An effort to raise about $8 billion during the next decade for Missouri transportation work is halfway through the statehouse. It would also prohibit adding tolls to Interstates 70 and 44.
The Senate voted 24-10 to advance to the House a 10-year, 1-cent general sales tax to benefit transportation projects throughout the state. Senate Joint Resolution 16 is estimated to raise $800 million a year in new revenue.
House lawmakers could soon consider a similar version – House Joint Resolution 23.
Supporters say the tax would allow the state to have and maintain safe and reliable transportation infrastructure.
If approved, 10 percent of the new revenue would be split between cities and counties for local projects. A protection would also be included to prevent revenue from the tax being diverted away from transportation.
Officials at the Missouri Department of Transportation say that a portion of the new revenue would be used to fund a bond program for improvements along a 200-mile stretch of I-70. Specifically, plans call for adding third lanes for traffic from Wentzville near St. Louis to Blue Springs outside of Kansas City.
The resolution would also prohibit charging highway users to drive on existing roadways.
Talk of tolling I-70 has been a topic in Jefferson City for at least the past decade.
A special panel created to look into Missouri’s transportation funding needs released a report early this year that mentioned tolling as a “viable option” for certain roadways, such as Interstates 70 and 44.

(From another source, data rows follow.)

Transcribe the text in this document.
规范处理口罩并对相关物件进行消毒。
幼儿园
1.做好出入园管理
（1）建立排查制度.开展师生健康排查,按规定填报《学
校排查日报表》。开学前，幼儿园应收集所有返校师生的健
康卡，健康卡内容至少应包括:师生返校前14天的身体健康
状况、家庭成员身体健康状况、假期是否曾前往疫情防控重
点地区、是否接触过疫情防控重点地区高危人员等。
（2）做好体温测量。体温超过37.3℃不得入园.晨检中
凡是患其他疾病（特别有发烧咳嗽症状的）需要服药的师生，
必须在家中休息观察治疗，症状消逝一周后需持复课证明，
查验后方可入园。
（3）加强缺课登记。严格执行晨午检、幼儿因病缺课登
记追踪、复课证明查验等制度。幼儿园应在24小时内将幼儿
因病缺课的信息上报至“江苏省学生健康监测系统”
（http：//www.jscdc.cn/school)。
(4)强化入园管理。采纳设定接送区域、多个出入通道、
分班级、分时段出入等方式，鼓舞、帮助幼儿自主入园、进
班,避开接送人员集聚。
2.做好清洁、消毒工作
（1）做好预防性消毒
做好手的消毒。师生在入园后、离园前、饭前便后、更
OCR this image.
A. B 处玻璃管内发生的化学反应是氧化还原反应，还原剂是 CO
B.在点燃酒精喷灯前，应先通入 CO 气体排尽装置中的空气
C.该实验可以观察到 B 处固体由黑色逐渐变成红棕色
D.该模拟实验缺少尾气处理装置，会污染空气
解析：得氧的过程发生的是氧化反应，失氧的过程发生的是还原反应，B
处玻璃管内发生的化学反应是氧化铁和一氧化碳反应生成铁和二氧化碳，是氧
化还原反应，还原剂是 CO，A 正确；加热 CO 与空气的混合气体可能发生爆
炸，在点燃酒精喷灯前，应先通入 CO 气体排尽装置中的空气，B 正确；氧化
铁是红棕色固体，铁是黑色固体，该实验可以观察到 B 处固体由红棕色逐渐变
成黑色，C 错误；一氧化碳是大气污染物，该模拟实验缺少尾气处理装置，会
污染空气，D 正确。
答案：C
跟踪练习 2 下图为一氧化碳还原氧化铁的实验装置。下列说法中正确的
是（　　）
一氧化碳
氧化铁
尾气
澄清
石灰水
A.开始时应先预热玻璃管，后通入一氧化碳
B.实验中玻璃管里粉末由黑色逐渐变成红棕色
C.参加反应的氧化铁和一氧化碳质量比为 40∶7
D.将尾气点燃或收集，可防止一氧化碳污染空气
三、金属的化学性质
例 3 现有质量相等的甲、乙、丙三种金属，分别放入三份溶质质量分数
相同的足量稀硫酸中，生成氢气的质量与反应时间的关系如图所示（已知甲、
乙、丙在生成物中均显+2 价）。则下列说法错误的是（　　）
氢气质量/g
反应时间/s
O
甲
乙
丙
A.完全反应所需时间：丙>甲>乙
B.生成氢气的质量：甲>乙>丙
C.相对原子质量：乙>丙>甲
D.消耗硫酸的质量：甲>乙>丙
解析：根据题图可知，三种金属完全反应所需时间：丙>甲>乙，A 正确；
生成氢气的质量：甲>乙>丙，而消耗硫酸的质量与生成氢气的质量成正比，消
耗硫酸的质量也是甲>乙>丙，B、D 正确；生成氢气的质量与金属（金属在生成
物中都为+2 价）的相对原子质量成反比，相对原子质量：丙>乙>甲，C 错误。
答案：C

According to state figures, I-70 carries 98,000 vehicles a day. About 25,000 of which are estimated to be large trucks.
The Senate resolution would also prohibit state lawmakers from increasing the state’s 17-cent-per-gallon fuel tax without voter approval.
The Blue Ribbon Citizens Committee found that a 20- to 30-cent-per-gallon fuel tax would be needed to fill the nearly $1 billion annual funding gap.
“We talk about how important economic development is to attracting businesses to Missouri. The infrastructure plays a key part in that because highway accessibility ranks as the most important factor,” Rep. Wayne Wallingford, R-Cape Girardeau, told lawmakers during Senate floor discussion. “If we want to continue to draw economic development to Missouri we need to take care of our infrastructure.”
If approved by lawmakers, the proposal would get a public vote in 2014. Renewing the tax after 10 years would also require voter approval.